We can also make improvements in our client-side script to aggregate user-clicks (maybe time-based or count-based) and send them instead of sending them every time.

Even after doing the above (much more improvements can be done, but this is not our focus here), what if we are still having a burst of incoming data which the service cannot handle?

This is when the reactive model comes in.

With an event-driven system like ours, even after optimizing our service, sometimes we get more than what we can handle.

If the consumer can communicate/react that he is overwhelmed, the producer could adjust his data flow like our tap water scenario.

Let us take Project Reactor for our case study. Project reactor is one of the finest documented frameworks out there.

Our System would look like below now.

In our example, let us imagine we have written a class that would consume from the Kafka topic and creates a dataflow out of it, we can call this class TrackingEventPublisher.

Below is a simple test class to simulate our dataflow pipeline.I have created two simple data classes, TrackingData and TransformedData to showcase how the data transformation happens with this pipeline.

Project reactor gives Flux to produce a sequence of items. I am just creating a sequence of two items from a simple list, for learning purpose here.

Simple reactive processing pipeline

In the above code, we split the data persistence layer into a subscriber. We did this, as we think the DB persistence could be the bottleneck in our case.

On the publisher side, the data is received, it is then transformed and pushed into the subscriber. In our case, there are only a couple of data transformation steps, but in real worlds transformations, there would be multiple db calls, or multiple rest calls in the data flow. We would need to find the bottle-neck and manage it accordingly.

When the subscriber is slower than the publisher, i.e., when the database persistence is happening slower than the transformation step, data would be accumulated on the publisher side.

With reactive programming, we can handle this and inform the publisher on how to handle this situation. This is called Backpressure.

In our case, the reactor publisher will not push data into subscriber until there is a request from the subscriber.
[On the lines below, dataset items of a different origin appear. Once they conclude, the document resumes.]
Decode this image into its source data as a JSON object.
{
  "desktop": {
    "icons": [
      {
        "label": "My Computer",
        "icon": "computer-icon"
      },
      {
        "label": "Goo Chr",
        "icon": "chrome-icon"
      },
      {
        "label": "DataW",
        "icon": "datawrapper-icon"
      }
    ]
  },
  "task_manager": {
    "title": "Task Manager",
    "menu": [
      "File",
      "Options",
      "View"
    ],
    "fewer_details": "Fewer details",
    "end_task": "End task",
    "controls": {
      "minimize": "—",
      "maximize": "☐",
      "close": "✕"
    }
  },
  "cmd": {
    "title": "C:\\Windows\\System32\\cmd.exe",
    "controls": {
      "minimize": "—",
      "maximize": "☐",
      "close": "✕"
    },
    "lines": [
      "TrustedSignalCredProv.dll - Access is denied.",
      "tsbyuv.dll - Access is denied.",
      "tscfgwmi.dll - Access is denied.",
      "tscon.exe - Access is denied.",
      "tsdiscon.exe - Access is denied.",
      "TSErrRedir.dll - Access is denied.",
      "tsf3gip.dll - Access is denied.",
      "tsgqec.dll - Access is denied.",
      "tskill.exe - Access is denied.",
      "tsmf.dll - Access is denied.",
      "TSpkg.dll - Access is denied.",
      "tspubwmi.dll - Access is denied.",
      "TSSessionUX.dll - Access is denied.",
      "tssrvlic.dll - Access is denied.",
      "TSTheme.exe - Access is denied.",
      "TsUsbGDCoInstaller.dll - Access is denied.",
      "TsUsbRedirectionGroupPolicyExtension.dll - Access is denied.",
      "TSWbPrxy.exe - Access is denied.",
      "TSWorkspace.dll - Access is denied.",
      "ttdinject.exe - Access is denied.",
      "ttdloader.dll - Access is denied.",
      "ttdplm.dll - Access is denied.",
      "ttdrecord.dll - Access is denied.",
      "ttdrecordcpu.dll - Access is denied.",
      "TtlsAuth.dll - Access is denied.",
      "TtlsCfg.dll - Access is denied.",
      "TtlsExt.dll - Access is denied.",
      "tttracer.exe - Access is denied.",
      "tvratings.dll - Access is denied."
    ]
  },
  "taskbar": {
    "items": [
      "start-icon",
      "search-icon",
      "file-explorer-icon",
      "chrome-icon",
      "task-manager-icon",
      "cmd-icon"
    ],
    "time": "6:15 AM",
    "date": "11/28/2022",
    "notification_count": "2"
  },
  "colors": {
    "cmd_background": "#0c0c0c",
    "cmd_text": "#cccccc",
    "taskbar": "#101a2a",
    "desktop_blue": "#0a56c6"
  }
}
If the subscriber is busy processing and had not requested for new data from publisher, then it means that publisher is hitting the backpressure signal.

In our example, I have provided this onBackpressureBuffer operator to buffer those data stream until it hits 1000. It would drop anything after that.

For example, if the subscriber can only write 10,000 data objects into the database per second, but if the publisher is trying to push 11,000 data objects into it, the publisher would hit into backpressure signal(i.e. subscriber is lagging by 1000 now). Now, the publisher would buffer the data instead of trying to downstream it. This is called backpressure handling.

There are a number of strategies to handle backpressure like this.

Backpressure handling is one advantage in reactive programming, others include non-blocking handling to data requests and so on.

Every framework provides a number of operators like Project Reactor does for Flux, to do the data transformation and make the processing robust and resilient.

With Reactive Programming, we could transform and handle the data better, but still we should handle the services well like making it scalable or improve the db queries, optimizing it and so.

Reactive Programming is not a Panacea for every problems we face in our software systems.

Continuous monitoring, refactoring and improvements are what make our systems healthy in the long run.